Redes estrangeiras e o ensino superior
MARIA BEATRIZ DE CARVALHO M. LOBO e ROBERTO LEAL LOBO E SILVA FILHO
FOLHA DE SÃO PAULO - 24/09/10
Esse grande mercado de massa que o Brasil precisa formar em nível superior deve ser atendido por um modelo de grandes redes?
O ensino superior brasileiro, após um longo período de estagnação e um crescimento médio, até 1996, de cerca de 1,3% ao ano, passou por amplo processo de crescimento, chegando a atingir 17% em 2000. Esse período se caracterizou pela ampliação do setor privado.
Ao contrário do que fizeram, por exemplo, os EUA (que criaram centenas de faculdades regionais públicas, chamadas de community colleges), o sistema público brasileiro cresceu em duas direções: as universidades de pesquisa (nem sempre fazendo jus à denominação) e os centros de formação tecnológica (como alternativa profissionalizante, atendendo à população menos favorecida, em geral).
O sistema público não quis atuar no setor das profissões tradicionais, com cursos mais baratos, noturnos, poucos professores titulados e prioritariamente em tempo parcial. As instituições privadas, a maioria particular, acabaram por assumir, com esse modelo, a formação superior, suprindo demanda academicamente menos preparada, em geral, e financeiramente mais frágil.
Esse mercado se tornou promissor para grupos, alguns com capital internacional, que viram aí uma oportunidade para expandir fortemente suas fronteiras.
Embora a expansão do ensino superior tenha se reduzido significativamente a partir de 2007-o que pareceria desaconselhar novos investimentos na área-, para esses grupos as condições ainda se mantêm atraentes.
Isso porque sua expansão em altos índices vem sendo mantida pela compra de universidades e de faculdades regionais, muitas vezes familiares e/ou com gestão pouco profissionalizada.
O ensino superior de massa torna-se negócio atrativo para as grandes redes pela possibilidade de ganhos de escala, com incremento do número de alunos, atraídos pelos preços da mensalidade e do material didático, localização e investimentos em marketing agressivo.

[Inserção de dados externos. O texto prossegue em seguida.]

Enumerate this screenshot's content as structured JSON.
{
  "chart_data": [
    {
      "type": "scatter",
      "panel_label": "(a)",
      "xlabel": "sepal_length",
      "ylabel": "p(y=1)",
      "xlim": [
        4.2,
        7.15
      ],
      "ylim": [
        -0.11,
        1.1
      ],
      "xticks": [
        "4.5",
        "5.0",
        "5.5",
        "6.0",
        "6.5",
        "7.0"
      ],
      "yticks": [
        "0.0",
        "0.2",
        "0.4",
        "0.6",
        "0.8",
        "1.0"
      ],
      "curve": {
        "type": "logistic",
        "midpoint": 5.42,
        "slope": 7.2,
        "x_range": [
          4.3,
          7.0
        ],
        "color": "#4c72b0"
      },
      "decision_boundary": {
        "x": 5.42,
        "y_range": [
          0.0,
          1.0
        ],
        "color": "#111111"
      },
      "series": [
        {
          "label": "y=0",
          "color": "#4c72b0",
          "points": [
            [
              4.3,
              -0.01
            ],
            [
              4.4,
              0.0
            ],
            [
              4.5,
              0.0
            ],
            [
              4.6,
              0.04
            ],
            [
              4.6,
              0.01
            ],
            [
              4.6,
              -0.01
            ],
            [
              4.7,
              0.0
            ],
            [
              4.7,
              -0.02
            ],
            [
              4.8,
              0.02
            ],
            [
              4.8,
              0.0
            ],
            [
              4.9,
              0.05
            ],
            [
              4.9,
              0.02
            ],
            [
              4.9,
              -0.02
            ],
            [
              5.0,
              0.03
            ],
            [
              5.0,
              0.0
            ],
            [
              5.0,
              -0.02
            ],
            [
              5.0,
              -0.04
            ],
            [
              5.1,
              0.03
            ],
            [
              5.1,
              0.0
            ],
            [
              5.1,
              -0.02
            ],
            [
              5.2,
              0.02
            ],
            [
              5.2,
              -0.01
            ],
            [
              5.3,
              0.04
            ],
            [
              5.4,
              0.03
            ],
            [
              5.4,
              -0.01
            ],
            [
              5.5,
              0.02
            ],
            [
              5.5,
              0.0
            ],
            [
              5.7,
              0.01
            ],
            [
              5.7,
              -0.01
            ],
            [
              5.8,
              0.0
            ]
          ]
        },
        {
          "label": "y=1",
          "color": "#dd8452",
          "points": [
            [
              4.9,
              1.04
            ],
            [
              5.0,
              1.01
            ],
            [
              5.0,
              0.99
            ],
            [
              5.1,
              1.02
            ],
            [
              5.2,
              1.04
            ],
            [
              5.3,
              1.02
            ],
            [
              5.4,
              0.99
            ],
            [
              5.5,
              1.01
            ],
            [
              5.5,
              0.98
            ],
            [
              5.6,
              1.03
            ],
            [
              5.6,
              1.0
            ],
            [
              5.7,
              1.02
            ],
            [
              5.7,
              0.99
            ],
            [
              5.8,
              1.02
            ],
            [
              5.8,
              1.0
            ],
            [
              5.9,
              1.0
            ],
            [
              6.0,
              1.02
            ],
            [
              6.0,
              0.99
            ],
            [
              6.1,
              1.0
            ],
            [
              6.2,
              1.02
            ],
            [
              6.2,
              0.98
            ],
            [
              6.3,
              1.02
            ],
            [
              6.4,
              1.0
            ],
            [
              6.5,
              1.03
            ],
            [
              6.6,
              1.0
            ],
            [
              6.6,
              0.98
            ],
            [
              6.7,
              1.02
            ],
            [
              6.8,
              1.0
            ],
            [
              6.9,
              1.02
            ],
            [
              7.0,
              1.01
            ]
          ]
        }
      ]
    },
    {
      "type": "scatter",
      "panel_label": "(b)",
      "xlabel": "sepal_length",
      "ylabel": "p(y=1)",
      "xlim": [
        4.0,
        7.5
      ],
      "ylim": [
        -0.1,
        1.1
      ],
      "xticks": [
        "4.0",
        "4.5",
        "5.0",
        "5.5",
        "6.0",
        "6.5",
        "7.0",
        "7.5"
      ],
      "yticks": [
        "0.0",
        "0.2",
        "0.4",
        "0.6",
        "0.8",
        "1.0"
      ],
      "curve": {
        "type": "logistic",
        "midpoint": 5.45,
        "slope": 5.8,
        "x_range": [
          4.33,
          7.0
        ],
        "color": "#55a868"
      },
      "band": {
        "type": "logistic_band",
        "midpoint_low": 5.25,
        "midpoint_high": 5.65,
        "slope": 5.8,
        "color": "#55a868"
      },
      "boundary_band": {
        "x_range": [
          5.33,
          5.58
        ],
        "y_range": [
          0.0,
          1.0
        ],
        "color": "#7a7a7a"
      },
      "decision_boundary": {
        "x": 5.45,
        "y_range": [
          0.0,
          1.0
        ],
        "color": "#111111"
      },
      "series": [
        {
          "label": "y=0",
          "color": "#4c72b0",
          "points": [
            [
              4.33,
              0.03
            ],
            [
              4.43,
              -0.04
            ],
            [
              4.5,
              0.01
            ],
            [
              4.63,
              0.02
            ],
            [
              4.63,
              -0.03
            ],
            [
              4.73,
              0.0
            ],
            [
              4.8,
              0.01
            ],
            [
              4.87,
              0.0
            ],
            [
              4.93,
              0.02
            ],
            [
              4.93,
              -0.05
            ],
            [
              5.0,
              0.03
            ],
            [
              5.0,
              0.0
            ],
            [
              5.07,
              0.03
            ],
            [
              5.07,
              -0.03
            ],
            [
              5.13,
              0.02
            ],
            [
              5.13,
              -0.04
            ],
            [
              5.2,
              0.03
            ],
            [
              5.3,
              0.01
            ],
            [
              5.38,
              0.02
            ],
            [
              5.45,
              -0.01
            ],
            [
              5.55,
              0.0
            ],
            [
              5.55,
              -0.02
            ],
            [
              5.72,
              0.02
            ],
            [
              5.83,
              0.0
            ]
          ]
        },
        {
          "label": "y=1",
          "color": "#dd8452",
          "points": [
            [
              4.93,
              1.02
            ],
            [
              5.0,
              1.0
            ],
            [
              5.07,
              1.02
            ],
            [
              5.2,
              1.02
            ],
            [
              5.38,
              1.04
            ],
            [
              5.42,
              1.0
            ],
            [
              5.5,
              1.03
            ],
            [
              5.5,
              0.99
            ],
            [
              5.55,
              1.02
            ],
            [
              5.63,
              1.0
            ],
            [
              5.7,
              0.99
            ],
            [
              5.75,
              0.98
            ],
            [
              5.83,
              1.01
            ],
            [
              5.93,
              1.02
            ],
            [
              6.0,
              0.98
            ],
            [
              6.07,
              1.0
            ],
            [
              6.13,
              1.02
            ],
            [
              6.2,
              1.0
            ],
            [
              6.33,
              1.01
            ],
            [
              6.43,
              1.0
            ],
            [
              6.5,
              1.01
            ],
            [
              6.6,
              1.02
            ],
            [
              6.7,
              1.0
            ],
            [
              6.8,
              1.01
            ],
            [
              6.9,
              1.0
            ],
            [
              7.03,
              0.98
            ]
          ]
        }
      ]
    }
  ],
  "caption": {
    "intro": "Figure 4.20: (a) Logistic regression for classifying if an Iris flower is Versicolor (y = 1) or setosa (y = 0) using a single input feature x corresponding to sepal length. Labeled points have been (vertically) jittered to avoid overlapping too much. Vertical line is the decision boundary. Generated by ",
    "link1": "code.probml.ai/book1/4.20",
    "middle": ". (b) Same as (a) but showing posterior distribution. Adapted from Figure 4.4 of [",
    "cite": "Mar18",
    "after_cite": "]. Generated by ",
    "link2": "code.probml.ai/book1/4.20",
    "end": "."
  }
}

O mesmo se deu, por exemplo, com as redes de supermercado que se expandiram, sem necessariamente se expandir o mercado consumidor, se bem que lojas de especiarias permaneçam vivas, o que no ensino superior corresponde às instituições focadas, com mensalidades altas, tecnologia de ponta, professores bem pagos e marcas muito valorizadas.
Cabe buscar a resposta a uma pergunta importante: esse grande mercado de massa que o Brasil precisa formar em nível superior (não em universidades de pesquisa!) deve ser atendido basicamente por este novo modelo de organização de grandes redes, sejam elas criadas e mantidas, ou não, com apoio dos fundos de "private equity"?
Se a resposta for sim, deveríamos ser capazes de provar a seguinte tese: a busca de redução sistemática de custos e a alta remuneração do capital permitem um ensino de qualidade. A partir daí, precisamos explicar por que o setor público gasta tanto para atender a tão poucos e não cria suas próprias redes nesses moldes.
Se não, precisamos apontar soluções, com urgência, para evitar as consequências nefastas para o futuro da qualidade e da abrangência do ensino superior, pois, diferentemente do que ocorre na produção de bens ou na prestação de outros serviços, seus resultados demoram a aparecer e não é possível devolver o "produto que apresentar defeito de fabricação".
MARIA BEATRIZ DE CARVALHO MELO LOBO, psicóloga, é vice-presidente do Instituto Lobo para o Desenvolvimento da Educação, da Ciência e da Tecnologia. Foi vice-reitora da Universidade de Mogi das Cruzes.
ROBERTO LEAL LOBO E SILVA FILHO, engenheiro, professor titular aposentado e ex-reitor da USP (1990-1993) e da Universidade de Mogi das Cruzes (1996-1999), foi diretor do CNPq e é presidente do Instituto Lobo para o Desenvolvimento da Educação, da Ciência e da Tecnologia.